Friday, 24 June 2011

The V.R. Official Penny Black

In addition to the general issue of the Penny Black postage stamps, a similar stamp was produced which had the letters V and R in the top corners replacing the stars. The intention of this issue was that it would be for use on official mail. Following the general public's acceptance of the postage stamps and the ridicule of the Mulready letter sheets which had been produced at the same time, vast supplies of the letter sheets were given to government departments, such as the tax office, for official use. The idea of introducing an official stamp, as such, was abandoned. Only a few postally used examples exist, which probably originated from the Post Office circulars sent out as advance notice that the new stamps would be brought into use. Four are known on cover; all four were cut from their envelopes, but then replaced. However, most of the cancelled examples are from trials which were made for cancellation types, inks, and experiments with their removal. These trials led to the change from black to red stamps and vice versa for the cancellations.

The VR official is stated to have been made from the original master die. However, this cannot be the case as this die still exists with the original stars intact; this is housed in the National Postal Museum in London. It is believed that the master for this stamp was produced from the transfer roller used for the production of plate 1 with the stars removed from the top corners as some impressions show traces of these original stars.

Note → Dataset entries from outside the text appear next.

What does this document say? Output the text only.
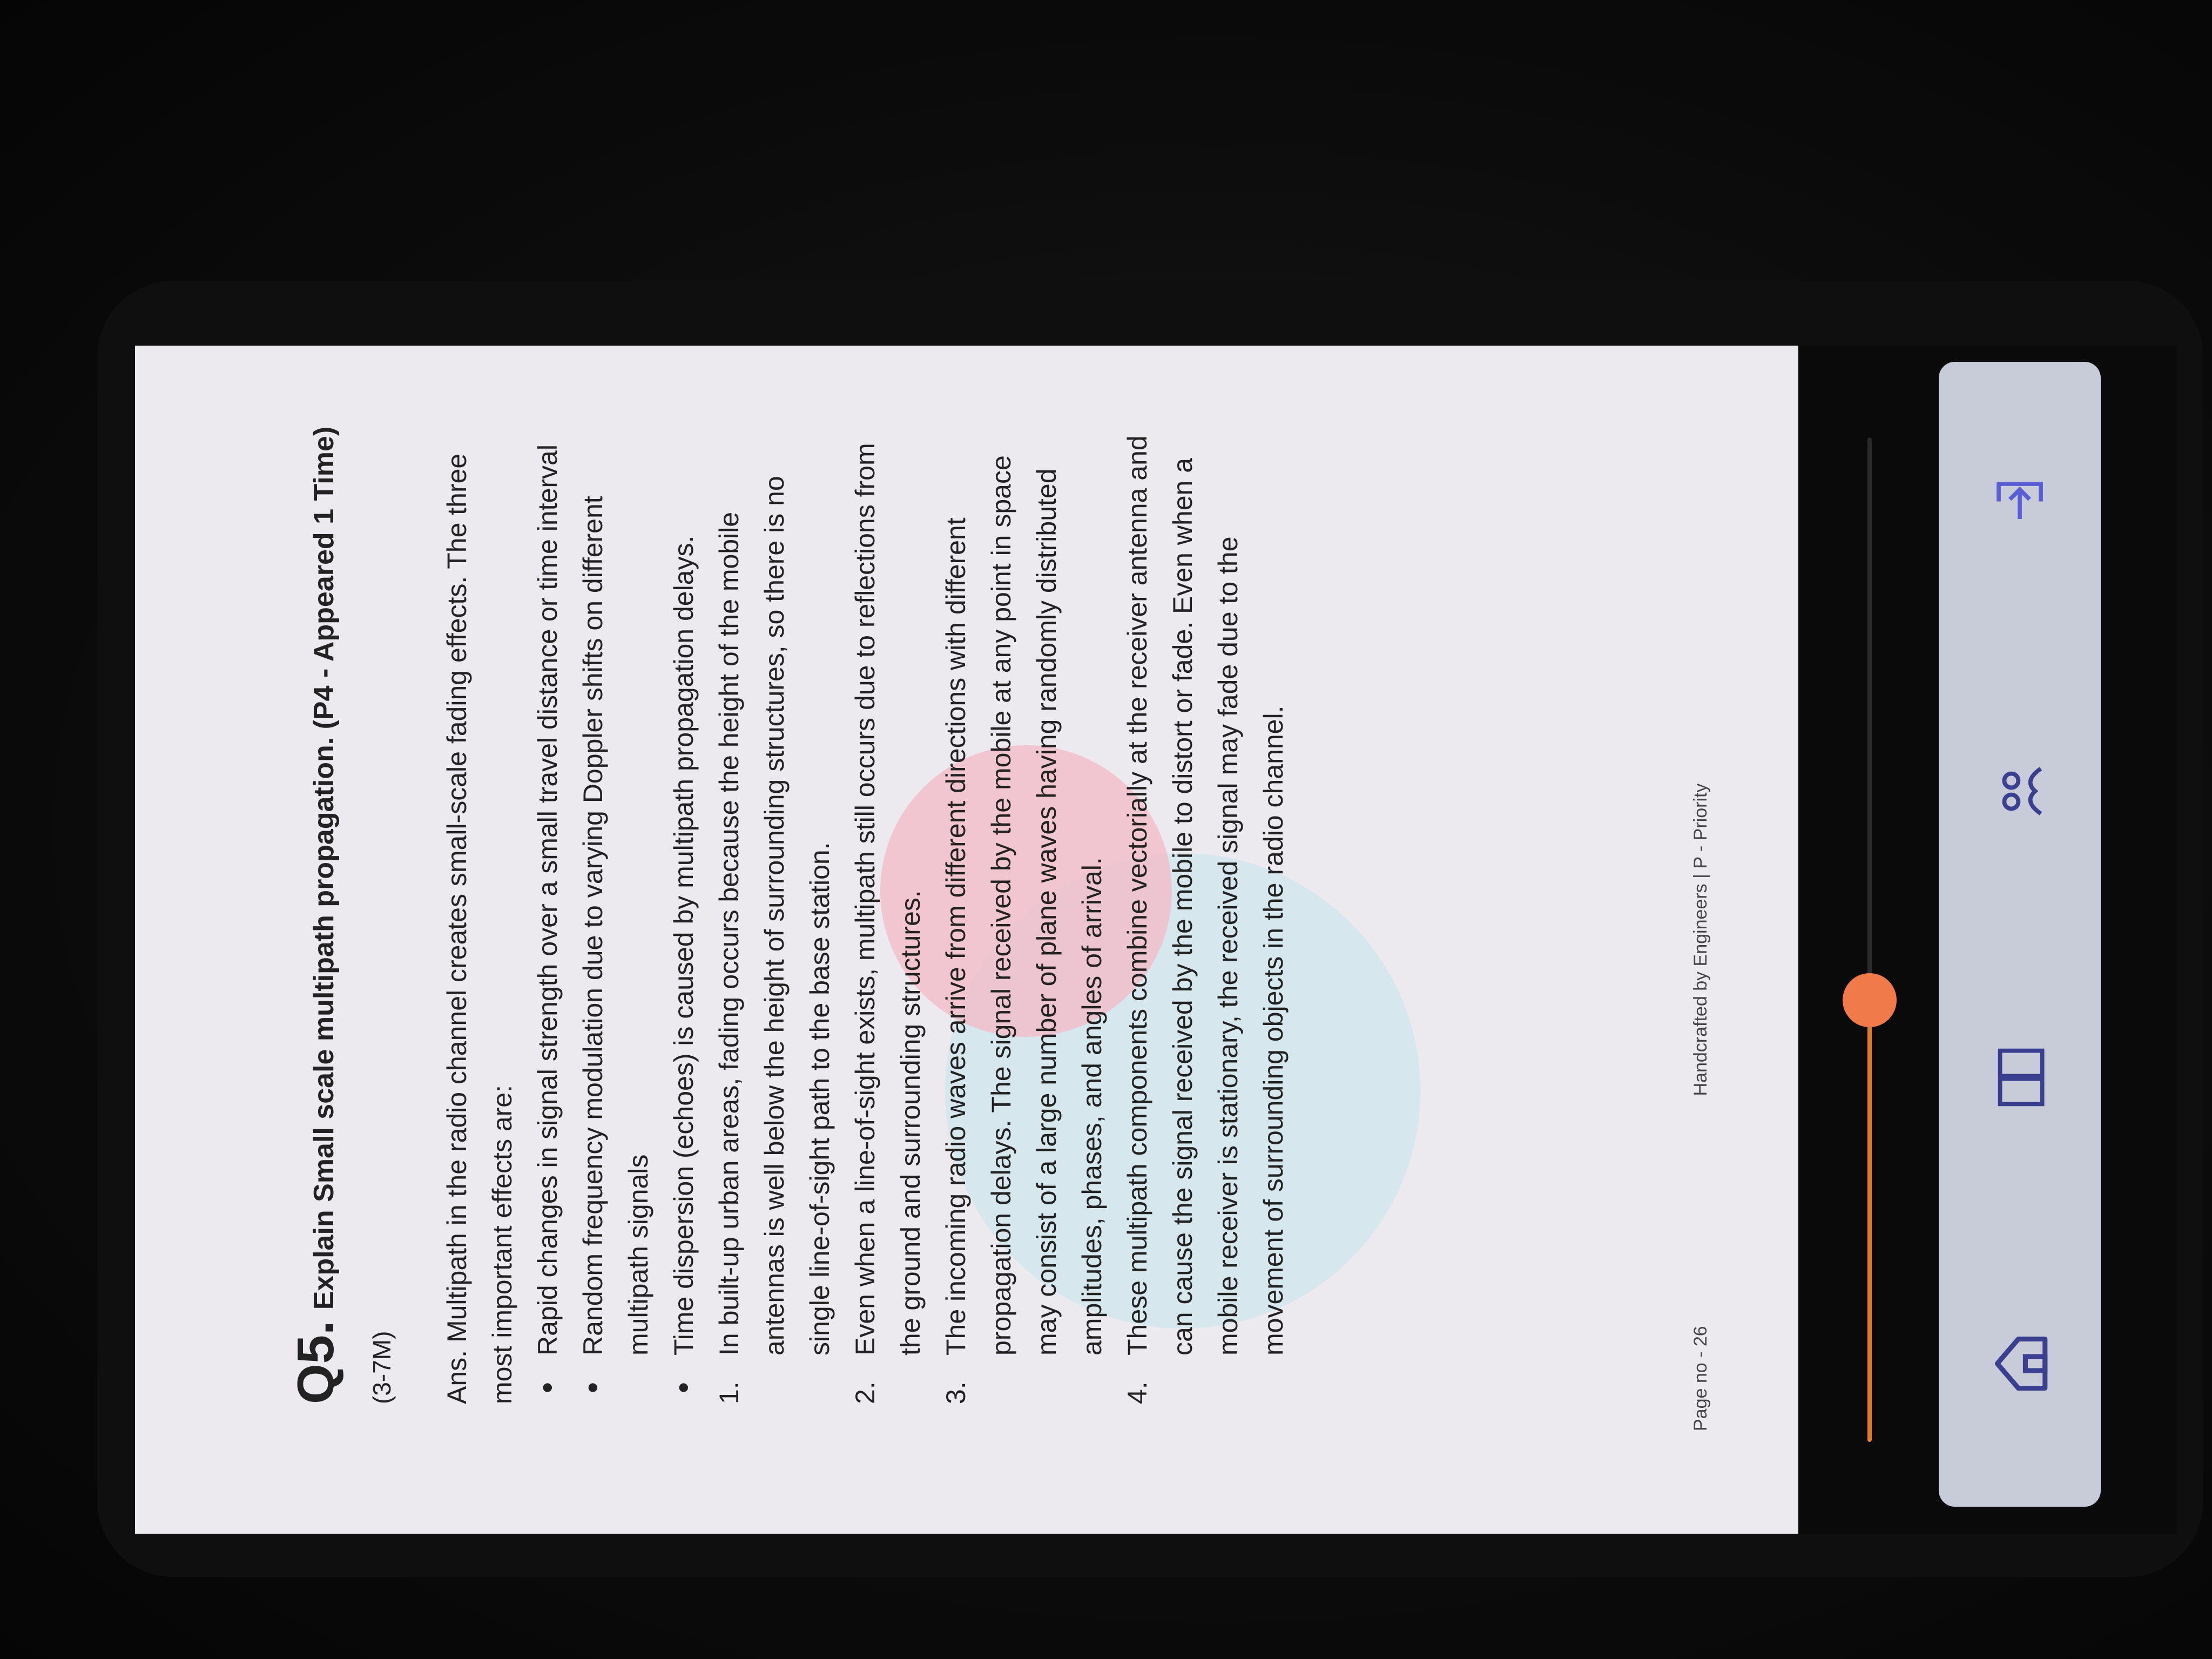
Q5.
Explain Small scale multipath propagation. (P4 - Appeared 1 Time)

(3-7M) Ans. Multipath in the radio channel creates small-scale fading effects. The three most important effects are: • Rapid changes in signal strength over a small travel distance or time interval • Random frequency modulation due to varying Doppler shifts on different multipath signals • Time dispersion (echoes) is caused by multipath propagation delays.
1.
In built-up urban areas, fading occurs because the height of the mobile antennas is well below the height of surrounding structures, so there is no single line-of-sight path to the base station.
2.
Even when a line-of-sight exists, multipath still occurs due to reflections from the ground and surrounding structures.
3.
The incoming radio waves arrive from different directions with different propagation delays. The signal received by the mobile at any point in space may consist of a large number of plane waves having randomly distributed amplitudes, phases, and angles of arrival.
4.
These multipath components combine vectorially at the receiver antenna and can cause the signal received by the mobile to distort or fade. Even when a mobile receiver is stationary, the received signal may fade due to the movement of surrounding objects in the radio channel.
Page no - 26
Handcrafted by Engineers | P - Priority
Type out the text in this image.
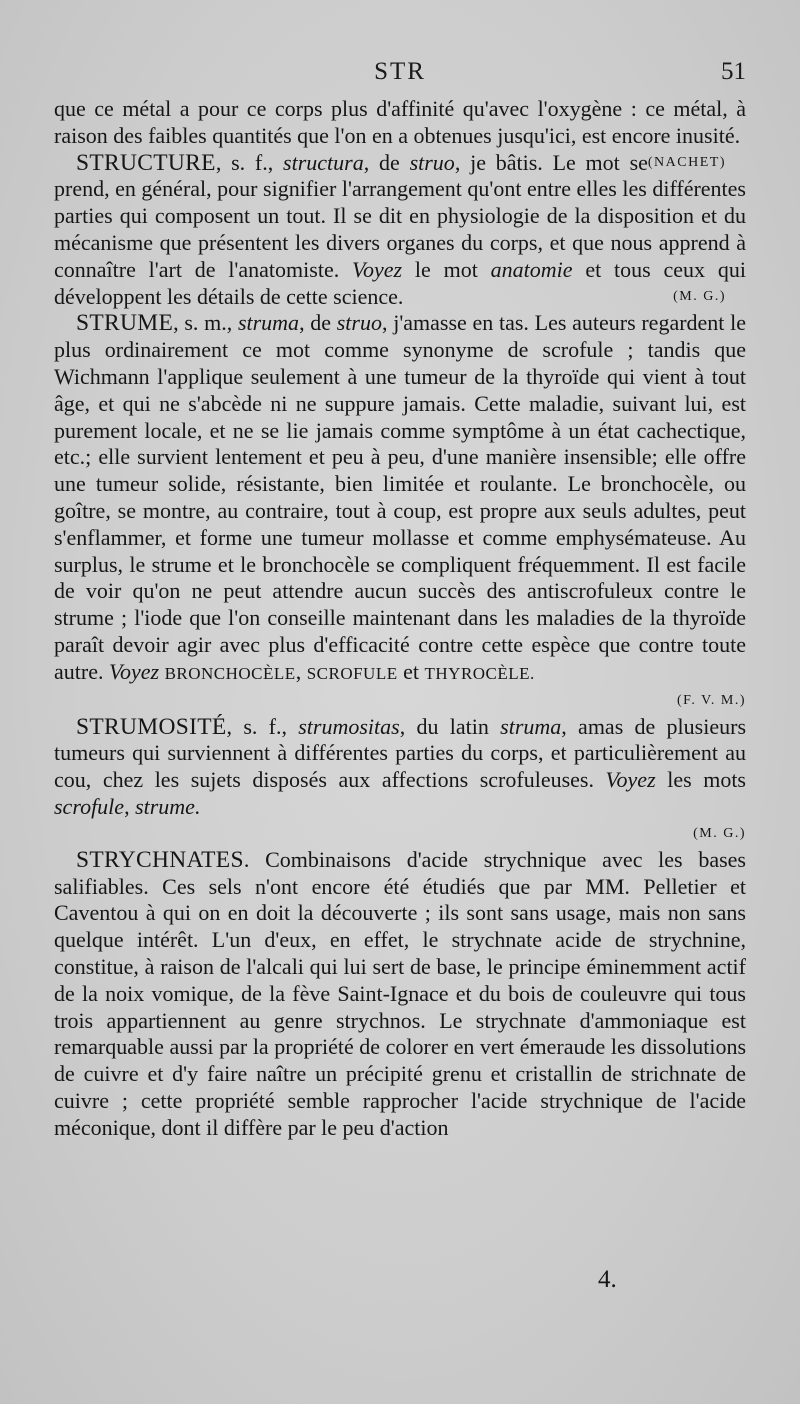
STR	51

que ce métal a pour ce corps plus d'affinité qu'avec l'oxygène : ce métal, à raison des faibles quantités que l'on en a obtenues jusqu'ici, est encore inusité.
(NACHET)

STRUCTURE, s. f., structura, de struo, je bâtis. Le mot se prend, en général, pour signifier l'arrangement qu'ont entre elles les différentes parties qui composent un tout. Il se dit en physiologie de la disposition et du mécanisme que présentent les divers organes du corps, et que nous apprend à connaître l'art de l'anatomiste. Voyez le mot anatomie et tous ceux qui développent les détails de cette science.	(M. G.)

STRUME, s. m., struma, de struo, j'amasse en tas. Les auteurs regardent le plus ordinairement ce mot comme synonyme de scrofule ; tandis que Wichmann l'applique seulement à une tumeur de la thyroïde qui vient à tout âge, et qui ne s'abcède ni ne suppure jamais. Cette maladie, suivant lui, est purement locale, et ne se lie jamais comme symptôme à un état cachectique, etc.; elle survient lentement et peu à peu, d'une manière insensible; elle offre une tumeur solide, résistante, bien limitée et roulante. Le bronchocèle, ou goître, se montre, au contraire, tout à coup, est propre aux seuls adultes, peut s'enflammer, et forme une tumeur mollasse et comme emphysémateuse. Au surplus, le strume et le bronchocèle se compliquent fréquemment. Il est facile de voir qu'on ne peut attendre aucun succès des antiscrofuleux contre le strume ; l'iode que l'on conseille maintenant dans les maladies de la thyroïde paraît devoir agir avec plus d'efficacité contre cette espèce que contre toute autre. Voyez BRONCHOCÈLE, SCROFULE et THYROCÈLE.
(F. V. M.)

STRUMOSITÉ, s. f., strumositas, du latin struma, amas de plusieurs tumeurs qui surviennent à différentes parties du corps, et particulièrement au cou, chez les sujets disposés aux affections scrofuleuses. Voyez les mots scrofule, strume.
(M. G.)

STRYCHNATES. Combinaisons d'acide strychnique avec les bases salifiables. Ces sels n'ont encore été étudiés que par MM. Pelletier et Caventou à qui on en doit la découverte ; ils sont sans usage, mais non sans quelque intérêt. L'un d'eux, en effet, le strychnate acide de strychnine, constitue, à raison de l'alcali qui lui sert de base, le principe éminemment actif de la noix vomique, de la fève Saint-Ignace et du bois de couleuvre qui tous trois appartiennent au genre strychnos. Le strychnate d'ammoniaque est remarquable aussi par la propriété de colorer en vert émeraude les dissolutions de cuivre et d'y faire naître un précipité grenu et cristallin de strichnate de cuivre ; cette propriété semble rapprocher l'acide strychnique de l'acide méconique, dont il diffère par le peu d'action

4.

Intended purely for use by official government departments, the V.R Official Penny Black featured the letters ‘V’ and ‘R’ (the Latin initials for ‘Victoria Regina’ - Queen Victoria) in the top corners but was never issued, in fact nearly all were destroyed. 3471 sheets were printed but only 21 were saved of which 13 were sent to Somerset House to be used on circulars to postmasters. One further sheet was sent to postmasters as a guide of what the new 1d Black issue would look like. The vast majority of the supplies which had been printed were destroyed on 25 January 1843. 21 sheets survived, a few of the stamp passed (invalidly) through the posts, and Rowland Hill used some to experiment with cancellation techniques. Unused examples today go for above US$5,000.

Penny Blacks coupled with the rarity of the V.R Official variety make these particular Penny Blacks immensely desirable.  The figures reflect this. The catalogue value for a single unused example has shown growth of 300% over the past decade whilst used examples from the cancellation trials have gained a very healthy 133.33% in value. At the time of writing we have 3 investment grade examples: a very fine unused strip of three, signed on the reverse by Postmaster General and postal reformer Sir Rowland Hill, a pristine unmounted mint example and a very fine unused imprimatur; Imprimatur stamps are from the first sheet printed from an approved and finished printing plate, therefore making this example one of only 33 possible.